The practice of cybersquatting (or "domain name piracy") arose with the exponential commercial growth of the internet, as companies began to recognise the value of domain names. The main area of conflict is between registrants of domain names and those who hold trade mark or other intellectual property rights. The practice involves registering a domain name in bad faith, usually to then sell it on for profit or make profit in other ways. Alternatively, a domain name may be registered with the intention of using a website located at that address to make harmful or defamatory statements about a person or organisation associated with the domain name.

A topical example is in relation to the new Apple product "iPhone". Cybersquatters have registered various domain names incorporating the product name in order to lure people to the website. Rather than containing information on the "iPhone", these websites feature an array of "pay-per-click" advertising links. The cybersquatters make money from users clicking on any of these. This example shows how cybersquatting can be a big problem for businesses. Perpetrators can register many sites quickly and easily, and then fill them with lucrative advertisements. This leads to confusion for consumers and damage to brands, while also diverting potential customers away from genuine company websites.

What Can a Legitimate Trade mark Owner Do About Cybersquatting?

The Internet Corporation for Assigned Names and Numbers (ICANN) has ultimate responsibility for the registration of domain names. The right to use all generic top level domains (gTLDs), that is, .com, .net, .org and other non-country-specific domain names is subject to ICANN's Uniform Domain Name Dispute Resolution Policy (UDRP). Country code top level domains (ccTLDs), such as, are delegated to national registries. While ccTLDs are not required to be subject to the UDRP, many national registries in fact use it as their dispute policy. Those who do not use the UDRP will usually have their own policy that is generally similar.


The UDRP requires that in order to challenge a domain name registration, a complaint should be filed with one of the three arbitration providers accredited by ICANN. In order for a complaint to be successful, it must be proven that (i) the domain name is identical or confusingly similar to the complainant's trade mark or service mark; (ii) the domain name holder has no rights or legitimate interests in respect of that domain name; and (iii) the domain name holder has been registered and used in bad faith.

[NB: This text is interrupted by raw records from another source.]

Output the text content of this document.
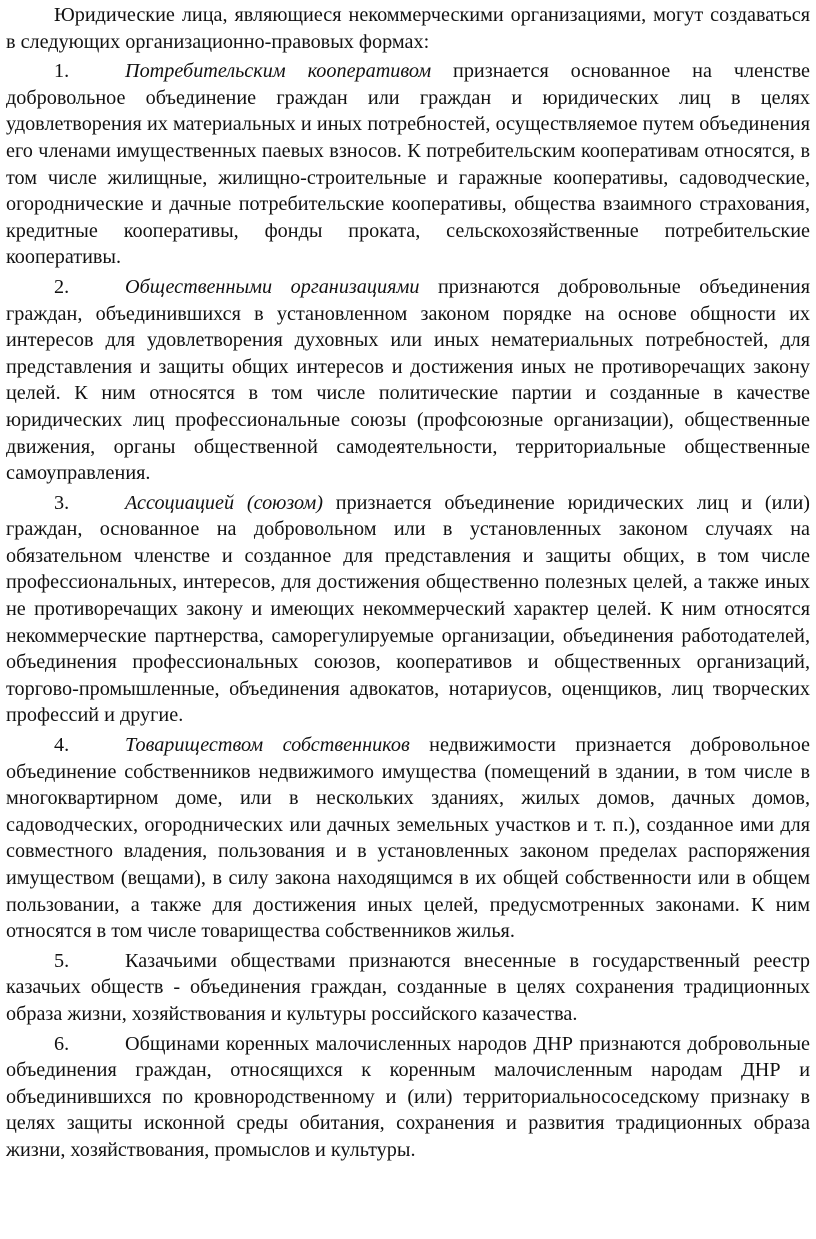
Юридические лица, являющиеся некоммерческими организациями, могут создаваться в следующих организационно-правовых формах:

1.	Потребительским кооперативом признается основанное на членстве добровольное объединение граждан или граждан и юридических лиц в целях удовлетворения их материальных и иных потребностей, осуществляемое путем объединения его членами имущественных паевых взносов. К потребительским кооперативам относятся, в том числе жилищные, жилищно-строительные и гаражные кооперативы, садоводческие, огороднические и дачные потребительские кооперативы, общества взаимного страхования, кредитные кооперативы, фонды проката, сельскохозяйственные потребительские кооперативы.

2.	Общественными организациями признаются добровольные объединения граждан, объединившихся в установленном законом порядке на основе общности их интересов для удовлетворения духовных или иных нематериальных потребностей, для представления и защиты общих интересов и достижения иных не противоречащих закону целей. К ним относятся в том числе политические партии и созданные в качестве юридических лиц профессиональные союзы (профсоюзные организации), общественные движения, органы общественной самодеятельности, территориальные общественные самоуправления.

3.	Ассоциацией (союзом) признается объединение юридических лиц и (или) граждан, основанное на добровольном или в установленных законом случаях на обязательном членстве и созданное для представления и защиты общих, в том числе профессиональных, интересов, для достижения общественно полезных целей, а также иных не противоречащих закону и имеющих некоммерческий характер целей. К ним относятся некоммерческие партнерства, саморегулируемые организации, объединения работодателей, объединения профессиональных союзов, кооперативов и общественных организаций, торгово-промышленные, объединения адвокатов, нотариусов, оценщиков, лиц творческих профессий и другие.

4.	Товариществом собственников недвижимости признается добровольное объединение собственников недвижимого имущества (помещений в здании, в том числе в многоквартирном доме, или в нескольких зданиях, жилых домов, дачных домов, садоводческих, огороднических или дачных земельных участков и т. п.), созданное ими для совместного владения, пользования и в установленных законом пределах распоряжения имуществом (вещами), в силу закона находящимся в их общей собственности или в общем пользовании, а также для достижения иных целей, предусмотренных законами. К ним относятся в том числе товарищества собственников жилья.

5.	Казачьими обществами признаются внесенные в государственный реестр казачьих обществ - объединения граждан, созданные в целях сохранения традиционных образа жизни, хозяйствования и культуры российского казачества.

6.	Общинами коренных малочисленных народов ДНР признаются добровольные объединения граждан, относящихся к коренным малочисленным народам ДНР и объединившихся по кровнородственному и (или) территориальнососедскому признаку в целях защиты исконной среды обитания, сохранения и развития традиционных образа жизни, хозяйствования, промыслов и культуры.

These criteria mean that in clear cases of cybersquatting the complaint will be successful, and in such cases there is a special procedure to resolve the situation through an online process taking less than 57 days. However, there are grey areas, such as where the domain name holder can show that they are legitimately trading with the domain name, when in reality they are only doing so to validate their actions until they can sell the domain name to a larger organisation. Nonetheless, statistical analysis has shown that the Complainant succeeds in challenging the domain name registration in around 80% of cases, and that the UDRP tends to favour trade mark holders and larger organisations.

Other Options

A trade mark owner may challenge a domain name registration through the court system and can appeal a decision made under the UDRP to the Courts. However, national courts have at times found difficulty in asserting their jurisdiction over issues in "cyberspace". In addition, the UDRP is in general a cheaper and faster way of thwarting cybersquatting.

The best option is to ensure that all domain names you wish to hold are registered promptly. This can be part of an intellectual property strategy which ties domain name and trade mark registrations together. This strategy can prevent cybersquatting to some extent, or at least make it easier to take action against it later if required.

Trade mark owners can also benefit from the existence of "sunrise periods", often lasting more than a month, which are granted when a new domain is introduced. During a "sunrise period" only legitimate trade mark owners may register domain names, and these registrations must be identical to their mark. The "sunrise period" for the new domain .asia will begin on 9 October 2007.